Vorbemerkung: Das heutige „Retro der Woche“ ist ein Gastbeitrag meines Sachbearbeiter-Kollegen Arnold Beine, der für Die Schwalbe die Märchenschach-Abteilung betreut. Und ein wenig märchenhaft ist auch sein Beitrag; herzlichen Dank dafür, Arnold!
Seit etwa einem Jahr findet man in den Retro-Abteilungen diverser Zeitschriften Diagramme, die aussehen wie ein — quadratisches — Nest mit Ostereiern. Die Eier zu finden ist nicht das Problem, aber den Inhalt zu erkunden, hält manche Überraschung bereit — also ein Nest mit Überraschungseiern. Die vermutlich erste Darstellung dieser Art stammt vom rumänischen Autor Vasile I. Tacu (1910-1993) und soll heute hier vorgestellt werden.
Europe Echecs 1991
Stellung nach dem 6. Zug von Schwarz, #1; 31 unbestimmte Steine
Worum geht es? Im Diagramm ist eine Stellung abgebildet, die nach dem 6. schwarzen Zug entstanden ist.
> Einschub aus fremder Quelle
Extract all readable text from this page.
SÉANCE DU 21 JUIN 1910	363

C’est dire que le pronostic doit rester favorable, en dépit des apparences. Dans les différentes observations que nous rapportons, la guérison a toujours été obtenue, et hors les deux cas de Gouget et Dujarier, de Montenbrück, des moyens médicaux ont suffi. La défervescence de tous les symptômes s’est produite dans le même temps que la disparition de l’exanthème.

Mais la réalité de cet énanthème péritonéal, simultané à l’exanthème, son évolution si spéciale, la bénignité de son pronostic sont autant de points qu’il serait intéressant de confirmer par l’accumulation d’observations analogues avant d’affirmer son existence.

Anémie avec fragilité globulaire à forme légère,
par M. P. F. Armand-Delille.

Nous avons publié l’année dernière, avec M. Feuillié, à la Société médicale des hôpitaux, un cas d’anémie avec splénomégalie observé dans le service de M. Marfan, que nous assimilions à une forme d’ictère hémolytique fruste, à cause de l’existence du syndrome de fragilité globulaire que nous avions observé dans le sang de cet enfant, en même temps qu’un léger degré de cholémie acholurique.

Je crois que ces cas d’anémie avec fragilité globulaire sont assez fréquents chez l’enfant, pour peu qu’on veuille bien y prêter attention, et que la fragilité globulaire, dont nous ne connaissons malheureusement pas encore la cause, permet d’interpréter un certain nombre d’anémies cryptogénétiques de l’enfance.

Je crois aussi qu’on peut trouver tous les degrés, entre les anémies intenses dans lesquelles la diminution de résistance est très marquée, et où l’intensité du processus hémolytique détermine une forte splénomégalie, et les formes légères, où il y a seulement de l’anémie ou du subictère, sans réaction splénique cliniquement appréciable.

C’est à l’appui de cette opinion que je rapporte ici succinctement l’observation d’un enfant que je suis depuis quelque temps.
Allerdings weiß man nur, welche Felder besetzt sind; aber von dem jeweiligen „Besetzer“ kennt man weder Farbe noch Steinart. Alles ist wie unter einem Nebelschleier verhüllt. Man weiß aber noch etwas: In dieser Stellung ist ein #1 möglich. Aus diesen wenigen Informationen soll der Löser die zur Diagrammstellung gehörige Beweispartie und den anschließenden Mattzug rekonstruieren.
Schon an dieser Stelle dürfte klar werden, warum Manfred Rittirsch in seinem Kommentar zu Nr. 17156 (Die Schwalbe 08/2017) von „originellem Detektivspiel“ sprach. Man weiß, dass der schwarze Monarch kurz vor einem Attentat steht, dass sich die eigentlich verfeindeten Lager kooperativ verhalten, dass sich maximal sechs Beteiligte aus jedem Lager bewegt haben, während der Rest den Part des unbeteiligten Zuschauers bzw. stummen Zeugen einnimmt. Und alle sind uniform vermummt, so dass man selbst Täter und Opfer nicht unterscheiden kann. Aber dass es ein Opfer im Vorfeld gegeben haben muss, kann man am Tatort erkennen, doch auch dieses ist zunächst noch vermummt und kann keinem Lager eindeutig zugeordnet werden.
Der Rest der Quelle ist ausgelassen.